The residuals in the graphs above are displayed in two different ways. The first residual plots show the residuals for each dependent variable. These residual plots do not show consistent variability. The final array of plots for this first model show more residual plots and a Q-Q plot. The residual plots appear to have more consistent variability, but it still varies enough that it does not meet the assumptions of a linear model. The Q-Q Plot shows that the data is mostly normally distributed, so that assumption is met.
Local.Purchasing.Power.Index = 2606 - 2426(Rent.Index^0.01) - 3560(us_indicator) + 3407(Rent.Index^0.01:us_indicator) + 0.7545(Restaurant.Price.Index)

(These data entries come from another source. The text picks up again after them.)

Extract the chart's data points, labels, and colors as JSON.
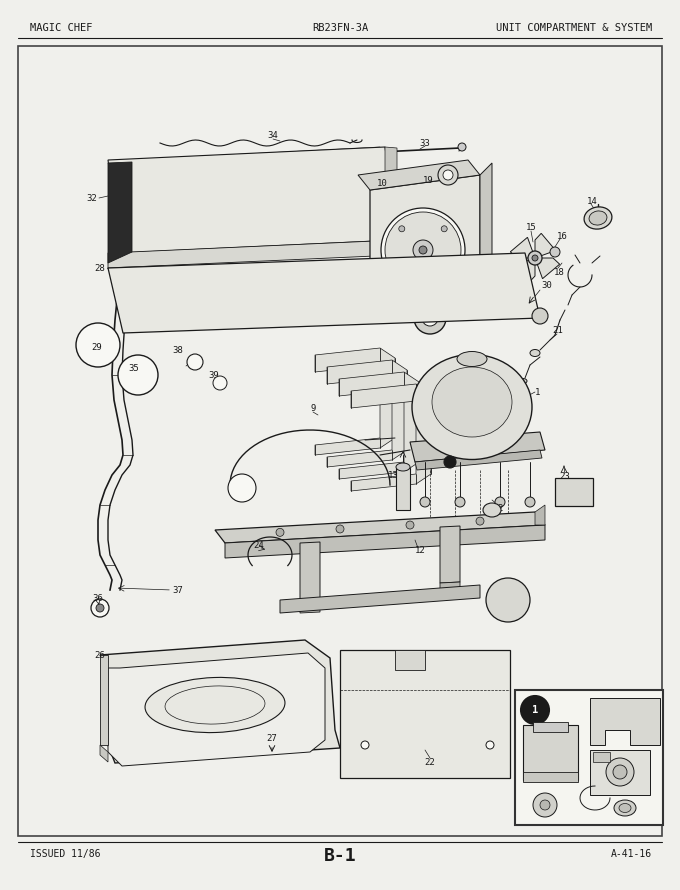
{
  "header_left": "MAGIC CHEF",
  "header_center": "RB23FN-3A",
  "header_right": "UNIT COMPARTMENT & SYSTEM",
  "footer_left": "ISSUED 11/86",
  "footer_center": "B-1",
  "footer_right": "A-41-16",
  "bg_color": "#f0f0ec",
  "paper_color": "#f8f8f4",
  "border_color": "#444444",
  "line_color": "#1a1a1a",
  "text_color": "#1a1a1a"
}
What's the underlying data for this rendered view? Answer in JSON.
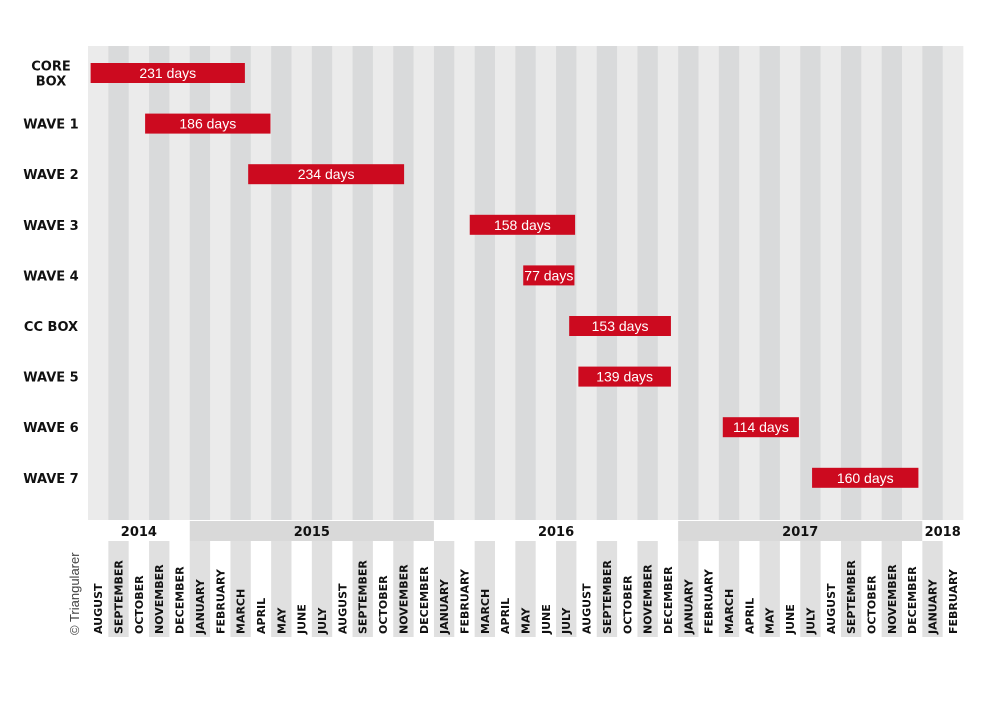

In the results of this model, the coefficients show how the corresponding variables predict the local purchasing power index. As the rent index increased, the local purchasing power index decreased. Countries that were not in the U.S. had a lower local purchasing power than the U.S. Based on the coefficient for the interaction term, when both rent and U.S. were taken into account, places with a higher rent index that were not in the U.S. had a higher purchasing power index than U.S. states with a lower rent index. The restaurant price index slightly increased the local purchasing power index. The p-values for all the coefficients were significant, so we can assume that the individual relationships were strong.
Although the coefficients have significant p-values, the adjusted R squared value shows a moderate relationship. The value is 0.5098. A strong relationship would be above 0.7, and a weak relationship would be below 0.3. Since this falls in between, the linear model provides a moderate explanation of the data. However, this shows that the model is slightly better than the other model since it has a slightly stronger adjusted R squared value.

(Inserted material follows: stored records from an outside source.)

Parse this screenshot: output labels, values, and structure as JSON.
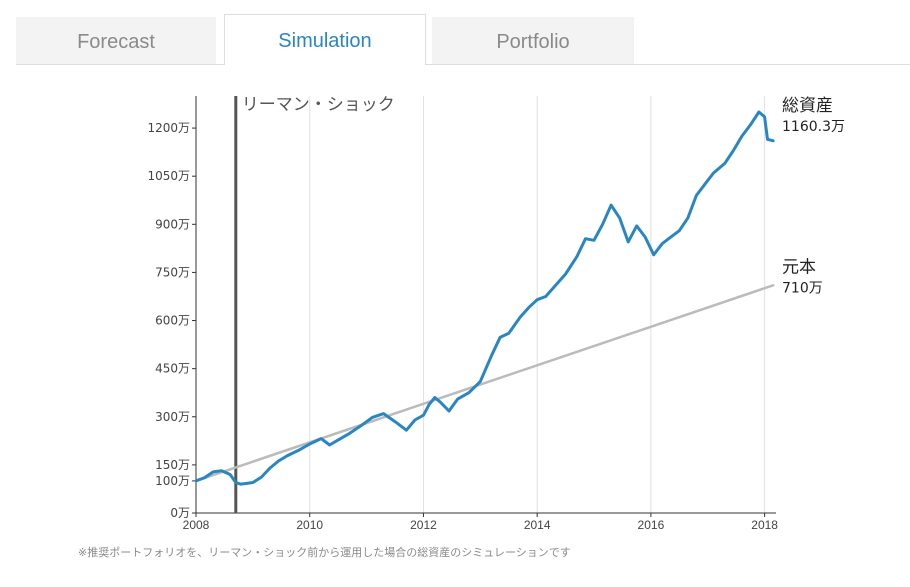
{
  "tabs": [
    {
      "label": "Forecast",
      "active": false
    },
    {
      "label": "Simulation",
      "active": true
    },
    {
      "label": "Portfolio",
      "active": false
    }
  ],
  "footnote": "※推奨ポートフォリオを、リーマン・ショック前から運用した場合の総資産のシミュレーションです",
  "colors": {
    "accent": "#2a86c2",
    "series_total": "#2a86c2",
    "series_principal": "#bbbbbb",
    "event_line": "#555555",
    "tab_inactive_bg": "#f3f3f3",
    "tab_inactive_text": "#8a8a8a"
  },
  "chart_data": {
    "type": "line",
    "xlim": [
      2008,
      2018.2
    ],
    "ylim": [
      0,
      1300
    ],
    "x_ticks": [
      2008,
      2010,
      2012,
      2014,
      2016,
      2018
    ],
    "x_tick_labels": [
      "2008",
      "2010",
      "2012",
      "2014",
      "2016",
      "2018"
    ],
    "y_ticks": [
      0,
      100,
      150,
      300,
      450,
      600,
      750,
      900,
      1050,
      1200
    ],
    "y_tick_labels": [
      "0万",
      "100万",
      "150万",
      "300万",
      "450万",
      "600万",
      "750万",
      "900万",
      "1050万",
      "1200万"
    ],
    "grid": "vertical",
    "event": {
      "x": 2008.7,
      "label": "リーマン・ショック"
    },
    "series": [
      {
        "name": "総資産",
        "end_label": "1160.3万",
        "x": [
          2008.0,
          2008.15,
          2008.3,
          2008.45,
          2008.6,
          2008.7,
          2008.78,
          2008.88,
          2009.0,
          2009.15,
          2009.3,
          2009.45,
          2009.6,
          2009.8,
          2010.0,
          2010.2,
          2010.35,
          2010.5,
          2010.7,
          2010.9,
          2011.1,
          2011.3,
          2011.5,
          2011.7,
          2011.85,
          2012.0,
          2012.1,
          2012.2,
          2012.3,
          2012.45,
          2012.6,
          2012.8,
          2013.0,
          2013.2,
          2013.35,
          2013.5,
          2013.7,
          2013.85,
          2014.0,
          2014.15,
          2014.3,
          2014.5,
          2014.7,
          2014.85,
          2015.0,
          2015.15,
          2015.3,
          2015.45,
          2015.6,
          2015.75,
          2015.9,
          2016.05,
          2016.2,
          2016.35,
          2016.5,
          2016.65,
          2016.8,
          2016.95,
          2017.1,
          2017.3,
          2017.45,
          2017.6,
          2017.75,
          2017.9,
          2018.0,
          2018.05,
          2018.15
        ],
        "values": [
          100,
          110,
          128,
          132,
          120,
          95,
          90,
          92,
          95,
          112,
          140,
          162,
          178,
          195,
          215,
          232,
          212,
          228,
          248,
          272,
          298,
          310,
          285,
          258,
          290,
          305,
          338,
          360,
          345,
          318,
          355,
          375,
          410,
          492,
          548,
          560,
          610,
          640,
          665,
          675,
          705,
          745,
          800,
          855,
          850,
          900,
          960,
          920,
          845,
          895,
          860,
          805,
          840,
          860,
          880,
          920,
          990,
          1025,
          1060,
          1090,
          1130,
          1175,
          1210,
          1250,
          1235,
          1165,
          1160.3
        ]
      },
      {
        "name": "元本",
        "end_label": "710万",
        "x": [
          2008.0,
          2018.15
        ],
        "values": [
          100,
          710
        ]
      }
    ]
  }
}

The residuals in the graphs above are displayed in two different ways. The first residual plots show the residuals for each dependent variable. Rent Index ^ 0.01 appears to have pretty consistent variability. The other graphs are not as consistent. The residuals for restaurant price index appears to be the best of those other three graphs. These residual plots do not show consistent variability overall, so this assumption of the linear model is not met. The final array of plots for this first model show more residual plots and a Q-Q plot. The residual plots appear to have more consistent variability than the individaul graphs, but I would still say that the residual plots does appear to meet the assumptions of a linear model. The Q-Q Plot shows that the data is mostly normally distributed, so that assumption is met. It does have a tail, but it appears to be caused by some outliers and not significant.

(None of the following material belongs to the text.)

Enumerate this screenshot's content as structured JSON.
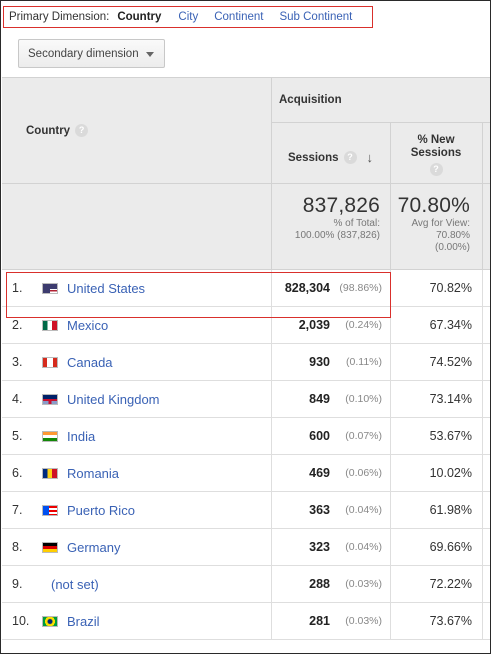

Overall, these models do not seem to be appropriate for the data. Neither of the models showed strong relationships when applied to the data. Also, the assumptions of linear regression were not met for both models. The second model that contained one quadratic term, one dichotomous term, and one dichotomous vs. quantitative interaction term had a slightly stronger relationship, but it was not enough to be considered strong.
The U.S. data set can be used in the future for analysis. Different states can be compared to see if regional differences have any affect on the results. I included the us_data data frame in the beginning of this assignment.